Sanchar Saathi rollout: Centre says pre-installation will strengthen citizen safety, prevent phone fraud

A move the government says is aimed squarely at protecting consumers and plugging gaps that enable theft and scamsters

Sanchar Saathi rollout: Centre says pre-installation will strengthen citizen safety, prevent phone fraud

New Delhi: Seeking to give users faster, government-backed tools to check handset genuineness, block lost or stolen phones and curb telecom-linked financial fraud, the Department of Telecommunications has directed smartphone makers to pre-install the Sanchar Saathi app on new devices and to push it by update to phones already in the market — a move the government says is aimed squarely at protecting consumers and plugging gaps that enable theft and scamsters. 
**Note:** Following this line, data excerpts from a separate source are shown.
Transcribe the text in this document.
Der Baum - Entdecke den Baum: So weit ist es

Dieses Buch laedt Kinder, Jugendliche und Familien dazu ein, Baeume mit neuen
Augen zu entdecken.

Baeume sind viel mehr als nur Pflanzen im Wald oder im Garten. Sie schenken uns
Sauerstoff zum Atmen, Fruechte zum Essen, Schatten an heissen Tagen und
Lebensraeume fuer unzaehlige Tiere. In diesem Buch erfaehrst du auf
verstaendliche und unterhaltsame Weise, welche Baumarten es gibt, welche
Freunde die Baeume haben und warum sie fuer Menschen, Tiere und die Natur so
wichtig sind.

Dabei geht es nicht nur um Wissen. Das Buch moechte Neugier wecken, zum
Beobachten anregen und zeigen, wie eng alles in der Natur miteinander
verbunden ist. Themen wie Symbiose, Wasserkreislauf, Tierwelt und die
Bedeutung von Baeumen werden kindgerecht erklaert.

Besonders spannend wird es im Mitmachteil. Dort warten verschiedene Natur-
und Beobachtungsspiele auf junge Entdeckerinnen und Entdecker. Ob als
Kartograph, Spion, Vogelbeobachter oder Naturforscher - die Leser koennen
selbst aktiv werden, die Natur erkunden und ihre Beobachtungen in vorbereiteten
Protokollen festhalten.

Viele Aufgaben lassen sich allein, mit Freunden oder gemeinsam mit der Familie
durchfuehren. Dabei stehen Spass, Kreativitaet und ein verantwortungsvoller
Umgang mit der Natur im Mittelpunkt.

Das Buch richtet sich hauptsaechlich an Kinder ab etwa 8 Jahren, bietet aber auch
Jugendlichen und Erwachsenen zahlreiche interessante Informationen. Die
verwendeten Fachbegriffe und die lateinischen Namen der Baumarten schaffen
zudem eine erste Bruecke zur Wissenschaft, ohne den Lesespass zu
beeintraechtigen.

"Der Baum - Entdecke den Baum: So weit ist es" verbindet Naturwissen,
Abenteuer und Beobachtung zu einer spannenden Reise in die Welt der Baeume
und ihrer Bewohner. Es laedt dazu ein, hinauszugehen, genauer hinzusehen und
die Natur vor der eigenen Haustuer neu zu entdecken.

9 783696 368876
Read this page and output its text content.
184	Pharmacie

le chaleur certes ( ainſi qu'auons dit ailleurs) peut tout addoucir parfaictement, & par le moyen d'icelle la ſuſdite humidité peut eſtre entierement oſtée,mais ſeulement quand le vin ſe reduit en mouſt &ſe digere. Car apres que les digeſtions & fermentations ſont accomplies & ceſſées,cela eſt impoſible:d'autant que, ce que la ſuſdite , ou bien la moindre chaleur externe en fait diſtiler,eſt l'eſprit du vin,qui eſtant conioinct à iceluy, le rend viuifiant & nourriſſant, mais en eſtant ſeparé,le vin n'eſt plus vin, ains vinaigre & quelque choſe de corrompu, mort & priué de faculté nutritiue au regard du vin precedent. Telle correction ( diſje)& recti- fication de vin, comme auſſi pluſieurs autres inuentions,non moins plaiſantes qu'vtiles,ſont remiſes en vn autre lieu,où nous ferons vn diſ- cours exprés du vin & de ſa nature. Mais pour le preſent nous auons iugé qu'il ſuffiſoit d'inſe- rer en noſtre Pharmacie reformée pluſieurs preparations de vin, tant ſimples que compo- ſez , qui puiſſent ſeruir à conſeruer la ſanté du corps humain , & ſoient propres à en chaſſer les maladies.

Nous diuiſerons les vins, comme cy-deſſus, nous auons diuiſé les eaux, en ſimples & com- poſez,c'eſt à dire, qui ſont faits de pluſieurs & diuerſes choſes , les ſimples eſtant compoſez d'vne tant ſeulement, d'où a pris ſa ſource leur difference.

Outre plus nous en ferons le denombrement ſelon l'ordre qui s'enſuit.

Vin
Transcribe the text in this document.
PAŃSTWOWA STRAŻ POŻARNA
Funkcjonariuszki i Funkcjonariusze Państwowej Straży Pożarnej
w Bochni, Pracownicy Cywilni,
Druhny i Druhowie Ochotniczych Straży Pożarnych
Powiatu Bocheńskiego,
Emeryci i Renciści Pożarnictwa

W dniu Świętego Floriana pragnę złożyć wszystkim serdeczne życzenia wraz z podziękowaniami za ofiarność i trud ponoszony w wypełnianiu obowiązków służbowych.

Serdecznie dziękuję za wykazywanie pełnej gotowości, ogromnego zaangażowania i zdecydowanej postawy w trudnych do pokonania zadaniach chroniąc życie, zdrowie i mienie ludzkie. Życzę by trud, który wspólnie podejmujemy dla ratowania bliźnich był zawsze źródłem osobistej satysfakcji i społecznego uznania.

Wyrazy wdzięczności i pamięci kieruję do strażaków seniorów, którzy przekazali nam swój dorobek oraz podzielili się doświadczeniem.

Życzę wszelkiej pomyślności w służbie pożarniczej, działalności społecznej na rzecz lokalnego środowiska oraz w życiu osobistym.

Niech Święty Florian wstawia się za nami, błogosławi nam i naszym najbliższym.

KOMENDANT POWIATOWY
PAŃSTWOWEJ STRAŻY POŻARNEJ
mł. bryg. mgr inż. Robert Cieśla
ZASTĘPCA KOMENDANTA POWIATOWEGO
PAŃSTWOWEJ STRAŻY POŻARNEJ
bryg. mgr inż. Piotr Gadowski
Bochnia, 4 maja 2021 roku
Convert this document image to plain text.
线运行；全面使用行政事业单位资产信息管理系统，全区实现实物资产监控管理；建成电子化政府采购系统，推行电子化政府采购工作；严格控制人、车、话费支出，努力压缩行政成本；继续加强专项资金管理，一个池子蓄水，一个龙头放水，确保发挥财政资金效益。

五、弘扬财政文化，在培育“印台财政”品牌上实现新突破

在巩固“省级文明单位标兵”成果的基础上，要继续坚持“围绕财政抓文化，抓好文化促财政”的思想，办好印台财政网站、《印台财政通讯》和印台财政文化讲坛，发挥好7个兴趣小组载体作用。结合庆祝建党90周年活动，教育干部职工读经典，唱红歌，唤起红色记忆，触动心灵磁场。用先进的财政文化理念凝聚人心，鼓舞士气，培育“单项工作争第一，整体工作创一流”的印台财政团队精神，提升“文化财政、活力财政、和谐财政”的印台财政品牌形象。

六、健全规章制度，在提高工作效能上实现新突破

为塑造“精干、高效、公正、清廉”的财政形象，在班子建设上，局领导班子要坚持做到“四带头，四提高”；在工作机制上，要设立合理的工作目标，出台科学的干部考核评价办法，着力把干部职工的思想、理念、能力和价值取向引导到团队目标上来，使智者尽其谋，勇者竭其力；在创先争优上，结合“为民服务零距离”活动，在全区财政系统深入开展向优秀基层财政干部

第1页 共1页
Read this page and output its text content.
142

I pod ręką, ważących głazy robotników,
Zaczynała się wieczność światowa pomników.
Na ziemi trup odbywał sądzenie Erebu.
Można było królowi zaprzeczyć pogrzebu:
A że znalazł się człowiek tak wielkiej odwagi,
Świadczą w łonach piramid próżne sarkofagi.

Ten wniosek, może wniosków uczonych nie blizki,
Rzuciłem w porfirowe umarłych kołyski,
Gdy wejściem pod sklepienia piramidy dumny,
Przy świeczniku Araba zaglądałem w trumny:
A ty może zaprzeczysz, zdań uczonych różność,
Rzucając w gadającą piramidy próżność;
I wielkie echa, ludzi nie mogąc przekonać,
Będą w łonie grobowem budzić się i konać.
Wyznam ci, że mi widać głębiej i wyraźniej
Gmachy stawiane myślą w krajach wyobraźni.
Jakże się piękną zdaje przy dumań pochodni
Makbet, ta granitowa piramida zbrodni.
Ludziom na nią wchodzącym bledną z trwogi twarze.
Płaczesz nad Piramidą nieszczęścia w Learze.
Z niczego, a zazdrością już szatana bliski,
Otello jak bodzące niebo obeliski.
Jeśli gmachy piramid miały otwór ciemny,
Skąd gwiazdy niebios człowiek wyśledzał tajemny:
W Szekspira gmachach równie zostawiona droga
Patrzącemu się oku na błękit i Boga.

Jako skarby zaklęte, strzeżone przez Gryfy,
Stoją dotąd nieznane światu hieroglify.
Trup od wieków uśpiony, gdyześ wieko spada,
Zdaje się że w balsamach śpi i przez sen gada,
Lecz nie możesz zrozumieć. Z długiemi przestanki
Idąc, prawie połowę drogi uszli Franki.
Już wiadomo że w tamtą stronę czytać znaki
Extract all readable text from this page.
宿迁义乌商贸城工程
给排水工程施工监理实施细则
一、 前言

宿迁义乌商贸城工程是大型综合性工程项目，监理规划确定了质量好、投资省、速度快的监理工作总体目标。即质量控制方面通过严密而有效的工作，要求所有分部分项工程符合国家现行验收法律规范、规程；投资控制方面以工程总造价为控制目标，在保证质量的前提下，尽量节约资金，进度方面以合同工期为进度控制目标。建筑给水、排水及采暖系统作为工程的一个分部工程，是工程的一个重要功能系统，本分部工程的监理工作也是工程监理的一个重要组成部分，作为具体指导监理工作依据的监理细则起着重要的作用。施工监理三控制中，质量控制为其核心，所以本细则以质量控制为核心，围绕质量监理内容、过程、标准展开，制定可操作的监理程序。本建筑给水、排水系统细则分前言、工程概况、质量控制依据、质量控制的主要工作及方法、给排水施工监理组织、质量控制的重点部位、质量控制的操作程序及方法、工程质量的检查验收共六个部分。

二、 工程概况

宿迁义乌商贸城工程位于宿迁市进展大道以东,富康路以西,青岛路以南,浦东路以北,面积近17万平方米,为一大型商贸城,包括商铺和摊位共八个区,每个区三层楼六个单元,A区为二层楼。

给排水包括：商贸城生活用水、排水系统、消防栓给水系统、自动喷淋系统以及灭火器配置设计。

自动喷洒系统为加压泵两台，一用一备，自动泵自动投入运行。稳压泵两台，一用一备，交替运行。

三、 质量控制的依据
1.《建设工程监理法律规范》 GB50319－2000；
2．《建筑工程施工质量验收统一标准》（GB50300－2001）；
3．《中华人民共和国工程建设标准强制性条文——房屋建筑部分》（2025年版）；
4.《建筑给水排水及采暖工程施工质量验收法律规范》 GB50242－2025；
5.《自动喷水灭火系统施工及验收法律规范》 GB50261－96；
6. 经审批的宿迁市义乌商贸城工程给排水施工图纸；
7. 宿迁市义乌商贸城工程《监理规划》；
Sanchar Saathi, an indigenously developed portal and app run by the DoT, allows citizens to verify IMEI numbers, report and block lost or stolen handsets across operators, check how many connections exist in their name and flag suspicious numbers; the platform’s recent additions include the Financial Fraud Risk Indicator (FRI), which classifies mobile numbers by fraud risk and shares risk signals with banks and payment platforms to prevent transactions to high-risk accounts. 

According to official statements, Sanchar Saathi’s systems have aided in tracing and blocking large numbers of compromised devices and connections and flagged instances of potential financial fraud, and the DoT says the measure will help cut the supply chain for cloned and tampered handsets that are often used to perpetrate scams. 

Implementation will follow the timeline set out in the November 28 order that gave OEMs 90 days to comply for new handsets and asked companies to push the app to devices already in circulation via software updates, a step the ministry says is necessary to reduce the ease with which stolen or counterfeit devices re-enter the market. 

Acknowledging public concerns over pre-installation, the Telecom Minister Jyotiraditya Scindia has clarified through a PIB release that while manufacturers are required to ship phones with Sanchar Saathi visible at first use, activation and registration remain voluntary for users; the Ministry frames the policy as a public-interest safety measure — not a surveillance tool — and says data usage will conform to law and established safeguards. 

Some global vendors have expressed reservations about mandated preloads in the past and sources say companies are in talks with the government to work out practicalities; officials have emphasised that the objective is consumer protection — to make it easier for citizens to verify devices, report misuse and receive actionable fraud alerts — while promising implementation details and data-handling norms that protect user privacy. 

As the app moves from policy to widespread availability, the immediate outcomes to watch will be how quickly handset makers integrate the software, how straightforward removal or de-activation proves for users who do not wish to use it, and how effectively the FRI and blocking mechanisms help banks and payment providers pre-empt fraud without causing undue inconvenience to genuine customers. The government’s stated intention is clear: to strengthen a practical, technology-driven layer of citizen protection across India’s sprawling mobile ecosystem while balancing user choice.